1. Technology - if you're in the engineering profession, prepare to work. Since I've been speaking with engineers at several local colleges, robotics seems to come up the most. There is a growing demand for electrical engineers to perfect the robotics industry.

2. Medical - Echo Boomers will need more medical care as they age. Keep in mind, the obesity rate the in the United States is growing, and this offers medical opportunities for doctors, nurses and those in the research field. I do not expect Echo Boomers to have longer life expectancies than their parents, so they will need medical earlier than you might expect.

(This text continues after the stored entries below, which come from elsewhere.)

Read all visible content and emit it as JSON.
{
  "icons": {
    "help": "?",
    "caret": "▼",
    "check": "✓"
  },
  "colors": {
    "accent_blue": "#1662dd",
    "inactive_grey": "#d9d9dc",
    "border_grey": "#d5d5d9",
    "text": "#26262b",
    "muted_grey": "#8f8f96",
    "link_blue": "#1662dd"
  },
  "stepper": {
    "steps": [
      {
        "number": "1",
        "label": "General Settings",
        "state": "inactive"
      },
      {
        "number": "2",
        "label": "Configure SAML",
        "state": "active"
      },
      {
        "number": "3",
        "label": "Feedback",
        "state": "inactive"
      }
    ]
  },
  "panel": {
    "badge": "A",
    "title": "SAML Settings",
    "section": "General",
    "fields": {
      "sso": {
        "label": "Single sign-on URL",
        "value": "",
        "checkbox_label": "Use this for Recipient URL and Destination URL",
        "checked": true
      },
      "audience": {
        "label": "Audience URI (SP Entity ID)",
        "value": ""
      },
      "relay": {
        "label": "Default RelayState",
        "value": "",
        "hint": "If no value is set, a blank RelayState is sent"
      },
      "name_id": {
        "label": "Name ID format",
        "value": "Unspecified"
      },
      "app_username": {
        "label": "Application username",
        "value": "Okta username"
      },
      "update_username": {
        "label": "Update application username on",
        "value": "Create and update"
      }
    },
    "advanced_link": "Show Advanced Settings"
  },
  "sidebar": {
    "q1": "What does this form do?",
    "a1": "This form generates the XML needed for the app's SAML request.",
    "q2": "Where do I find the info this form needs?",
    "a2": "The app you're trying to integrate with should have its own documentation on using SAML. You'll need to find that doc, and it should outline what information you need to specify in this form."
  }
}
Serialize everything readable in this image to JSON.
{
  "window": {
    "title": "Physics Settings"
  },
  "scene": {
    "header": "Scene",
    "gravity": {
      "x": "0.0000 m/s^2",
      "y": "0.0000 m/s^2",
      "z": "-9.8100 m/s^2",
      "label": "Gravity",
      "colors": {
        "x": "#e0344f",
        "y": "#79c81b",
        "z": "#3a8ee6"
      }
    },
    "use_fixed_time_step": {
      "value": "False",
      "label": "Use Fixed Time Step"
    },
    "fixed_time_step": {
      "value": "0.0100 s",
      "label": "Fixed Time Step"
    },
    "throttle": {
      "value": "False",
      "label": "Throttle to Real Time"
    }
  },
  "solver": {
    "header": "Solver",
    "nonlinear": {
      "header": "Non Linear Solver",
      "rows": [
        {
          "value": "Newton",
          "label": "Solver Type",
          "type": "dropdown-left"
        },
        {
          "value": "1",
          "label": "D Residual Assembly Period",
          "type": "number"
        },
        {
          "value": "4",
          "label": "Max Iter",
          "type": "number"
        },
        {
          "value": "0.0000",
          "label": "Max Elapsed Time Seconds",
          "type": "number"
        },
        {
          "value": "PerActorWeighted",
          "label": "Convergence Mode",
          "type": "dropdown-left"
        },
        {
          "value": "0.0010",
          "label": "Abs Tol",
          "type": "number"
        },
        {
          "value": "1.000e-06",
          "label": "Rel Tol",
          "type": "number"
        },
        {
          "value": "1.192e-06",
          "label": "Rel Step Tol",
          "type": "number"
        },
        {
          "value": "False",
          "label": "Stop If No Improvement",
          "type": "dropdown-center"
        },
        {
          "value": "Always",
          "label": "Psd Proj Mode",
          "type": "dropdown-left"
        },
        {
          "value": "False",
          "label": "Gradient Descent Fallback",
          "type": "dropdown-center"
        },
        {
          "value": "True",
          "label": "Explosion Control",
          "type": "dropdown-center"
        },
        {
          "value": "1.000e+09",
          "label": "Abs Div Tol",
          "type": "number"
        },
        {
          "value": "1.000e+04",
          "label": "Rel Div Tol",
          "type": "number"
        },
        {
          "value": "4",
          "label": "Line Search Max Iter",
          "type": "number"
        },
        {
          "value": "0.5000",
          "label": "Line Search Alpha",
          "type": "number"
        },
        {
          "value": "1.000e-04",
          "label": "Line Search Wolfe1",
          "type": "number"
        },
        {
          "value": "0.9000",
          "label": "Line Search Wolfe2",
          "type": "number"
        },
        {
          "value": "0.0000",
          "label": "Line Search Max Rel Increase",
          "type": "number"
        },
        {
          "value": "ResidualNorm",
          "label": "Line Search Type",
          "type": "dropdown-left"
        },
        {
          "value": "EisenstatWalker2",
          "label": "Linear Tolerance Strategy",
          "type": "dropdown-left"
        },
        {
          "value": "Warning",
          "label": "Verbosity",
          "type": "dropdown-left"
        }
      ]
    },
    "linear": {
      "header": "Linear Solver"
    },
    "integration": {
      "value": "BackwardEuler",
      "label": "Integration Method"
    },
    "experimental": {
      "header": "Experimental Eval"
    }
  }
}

3. Innovative Science - the world faces major hurdles in the twenty-first century, and this industry will boom if science continues to overcome these hurdles. Innovative Science includes, but is not limited to, stem cell research, fuel cell technology, electric cars and transportation, robotics, and 3D printing.

4. Green Energy Industry - Echo Boomers like environmentally friendly companies, and green energy not only saves money, but builds a sustainable world. Echo Boomers are unlikely to forget $4 gallon per gallon of gas.